The addiction to read work emails or access social networking sites is stronger than cravings for cigarettes, alcohol and sex, according to a study by the University of Chicago Booth School of Business.
In the study of desire regulation, 205 adults wore devices that recorded a total of 7,827 reports about their daily desires. Desires for sleep and sex were the strongest, while desires for media and work proved the hardest to resist.
Even though tobacco and alcohol are thought of as addictive, desires associated with them were the weakest, according to the study. Surprisingly to the researchers, sleep and leisure were the most problematic desires, suggesting "pervasive tension between natural inclinations to rest and relax and the multitude of work and other obligations," said Wiklhelm Hofmann, assistant professor at Chigaco University and author of the report.

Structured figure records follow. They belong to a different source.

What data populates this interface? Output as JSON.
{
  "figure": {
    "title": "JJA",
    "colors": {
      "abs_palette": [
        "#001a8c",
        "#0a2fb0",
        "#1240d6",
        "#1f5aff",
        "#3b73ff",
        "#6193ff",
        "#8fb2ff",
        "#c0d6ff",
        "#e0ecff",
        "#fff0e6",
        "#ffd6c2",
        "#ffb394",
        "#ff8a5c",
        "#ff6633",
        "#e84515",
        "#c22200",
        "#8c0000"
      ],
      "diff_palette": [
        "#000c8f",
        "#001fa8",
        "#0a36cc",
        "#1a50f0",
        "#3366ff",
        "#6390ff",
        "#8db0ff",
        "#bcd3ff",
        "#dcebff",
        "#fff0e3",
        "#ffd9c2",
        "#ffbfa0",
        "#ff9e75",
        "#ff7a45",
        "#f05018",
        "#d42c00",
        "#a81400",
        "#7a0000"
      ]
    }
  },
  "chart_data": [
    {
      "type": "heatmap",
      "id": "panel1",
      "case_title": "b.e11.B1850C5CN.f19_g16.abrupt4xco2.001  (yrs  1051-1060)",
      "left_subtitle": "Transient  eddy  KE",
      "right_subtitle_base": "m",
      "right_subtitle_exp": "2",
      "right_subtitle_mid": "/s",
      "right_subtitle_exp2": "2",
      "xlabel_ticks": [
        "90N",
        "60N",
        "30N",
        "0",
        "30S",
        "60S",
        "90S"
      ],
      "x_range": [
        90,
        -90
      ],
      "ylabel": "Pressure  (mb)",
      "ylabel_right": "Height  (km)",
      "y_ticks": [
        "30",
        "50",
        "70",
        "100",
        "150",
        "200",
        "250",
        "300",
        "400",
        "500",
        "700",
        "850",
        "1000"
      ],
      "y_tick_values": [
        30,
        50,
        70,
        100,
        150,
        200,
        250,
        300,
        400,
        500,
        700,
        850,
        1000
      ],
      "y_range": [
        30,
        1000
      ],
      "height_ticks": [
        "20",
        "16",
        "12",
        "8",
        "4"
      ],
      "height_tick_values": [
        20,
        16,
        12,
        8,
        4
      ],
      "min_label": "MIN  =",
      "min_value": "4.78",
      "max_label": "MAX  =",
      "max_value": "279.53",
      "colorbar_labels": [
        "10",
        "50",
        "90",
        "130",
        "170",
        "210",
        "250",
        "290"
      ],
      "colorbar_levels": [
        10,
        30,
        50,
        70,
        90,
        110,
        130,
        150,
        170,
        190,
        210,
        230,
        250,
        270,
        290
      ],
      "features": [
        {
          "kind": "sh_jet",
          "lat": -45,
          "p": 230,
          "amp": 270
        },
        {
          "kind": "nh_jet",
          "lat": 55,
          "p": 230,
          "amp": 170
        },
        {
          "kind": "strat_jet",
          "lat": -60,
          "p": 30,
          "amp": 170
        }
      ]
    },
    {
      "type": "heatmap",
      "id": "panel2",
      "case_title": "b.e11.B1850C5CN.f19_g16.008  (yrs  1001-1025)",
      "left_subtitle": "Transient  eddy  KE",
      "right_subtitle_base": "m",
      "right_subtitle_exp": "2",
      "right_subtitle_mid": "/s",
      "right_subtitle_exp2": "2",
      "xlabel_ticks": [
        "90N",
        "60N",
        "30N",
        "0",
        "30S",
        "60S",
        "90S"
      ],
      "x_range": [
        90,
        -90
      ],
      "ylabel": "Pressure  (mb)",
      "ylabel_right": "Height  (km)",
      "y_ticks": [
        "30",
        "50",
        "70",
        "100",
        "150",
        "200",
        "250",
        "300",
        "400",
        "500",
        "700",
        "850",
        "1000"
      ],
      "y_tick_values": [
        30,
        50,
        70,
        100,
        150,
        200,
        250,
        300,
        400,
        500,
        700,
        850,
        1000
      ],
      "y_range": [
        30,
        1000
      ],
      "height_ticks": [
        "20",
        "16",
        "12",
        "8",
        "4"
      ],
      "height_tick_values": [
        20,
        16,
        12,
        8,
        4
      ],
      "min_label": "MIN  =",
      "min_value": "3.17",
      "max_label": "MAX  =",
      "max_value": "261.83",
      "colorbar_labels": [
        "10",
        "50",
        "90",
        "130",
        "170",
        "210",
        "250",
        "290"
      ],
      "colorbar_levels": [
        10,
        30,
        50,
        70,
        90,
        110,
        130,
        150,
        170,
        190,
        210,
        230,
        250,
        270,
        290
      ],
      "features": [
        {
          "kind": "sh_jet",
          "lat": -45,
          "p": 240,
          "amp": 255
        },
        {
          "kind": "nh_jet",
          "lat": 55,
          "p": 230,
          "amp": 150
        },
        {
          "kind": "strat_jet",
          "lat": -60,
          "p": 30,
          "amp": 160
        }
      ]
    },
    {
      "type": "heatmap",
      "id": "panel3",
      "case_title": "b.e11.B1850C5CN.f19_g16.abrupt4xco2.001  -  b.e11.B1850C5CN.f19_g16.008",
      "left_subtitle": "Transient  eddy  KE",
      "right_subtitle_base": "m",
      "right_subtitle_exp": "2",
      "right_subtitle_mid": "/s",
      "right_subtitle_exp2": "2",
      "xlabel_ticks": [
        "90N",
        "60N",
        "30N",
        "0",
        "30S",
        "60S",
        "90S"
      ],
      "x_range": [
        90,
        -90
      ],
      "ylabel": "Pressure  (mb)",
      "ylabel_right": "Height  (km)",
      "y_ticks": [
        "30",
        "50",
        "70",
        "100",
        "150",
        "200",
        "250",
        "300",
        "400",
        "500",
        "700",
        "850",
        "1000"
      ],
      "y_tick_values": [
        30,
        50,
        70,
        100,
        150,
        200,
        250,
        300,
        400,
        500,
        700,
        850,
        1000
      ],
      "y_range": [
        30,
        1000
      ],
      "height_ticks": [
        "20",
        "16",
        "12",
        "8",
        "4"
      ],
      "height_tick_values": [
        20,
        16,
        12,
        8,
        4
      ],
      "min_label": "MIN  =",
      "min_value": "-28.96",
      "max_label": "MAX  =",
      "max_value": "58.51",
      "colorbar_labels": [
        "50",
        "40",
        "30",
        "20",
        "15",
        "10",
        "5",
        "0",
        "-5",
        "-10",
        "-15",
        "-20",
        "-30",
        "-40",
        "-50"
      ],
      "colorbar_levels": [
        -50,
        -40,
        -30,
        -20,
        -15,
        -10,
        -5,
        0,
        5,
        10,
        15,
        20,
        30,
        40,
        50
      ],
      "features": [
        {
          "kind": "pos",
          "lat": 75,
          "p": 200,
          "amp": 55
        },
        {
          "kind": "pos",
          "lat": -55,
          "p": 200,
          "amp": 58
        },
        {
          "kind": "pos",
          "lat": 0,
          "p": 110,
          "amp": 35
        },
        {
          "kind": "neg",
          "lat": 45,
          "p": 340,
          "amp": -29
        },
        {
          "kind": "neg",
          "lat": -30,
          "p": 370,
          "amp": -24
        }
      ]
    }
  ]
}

The study supported past research that the more frequently and recently people have resisted a desire, the less successful they will be at resisting any subsequent desire. Therefore as a day wears on, willpower becomes lower, and self-control efforts are more likely to fail, said Hofmann, who co-authored the paper with Roy Baumeister of Florida State University and Kathleen Vohs of the University of Minnesota.
The effects of willpower depletion explain why so many people have trouble resisting unhealthy food - the more they resist the food, the more they crave it.
Hofmann added: "Modern life is a welter of assorted desires marked by frequent conflict and resistance, the latter with uneven success."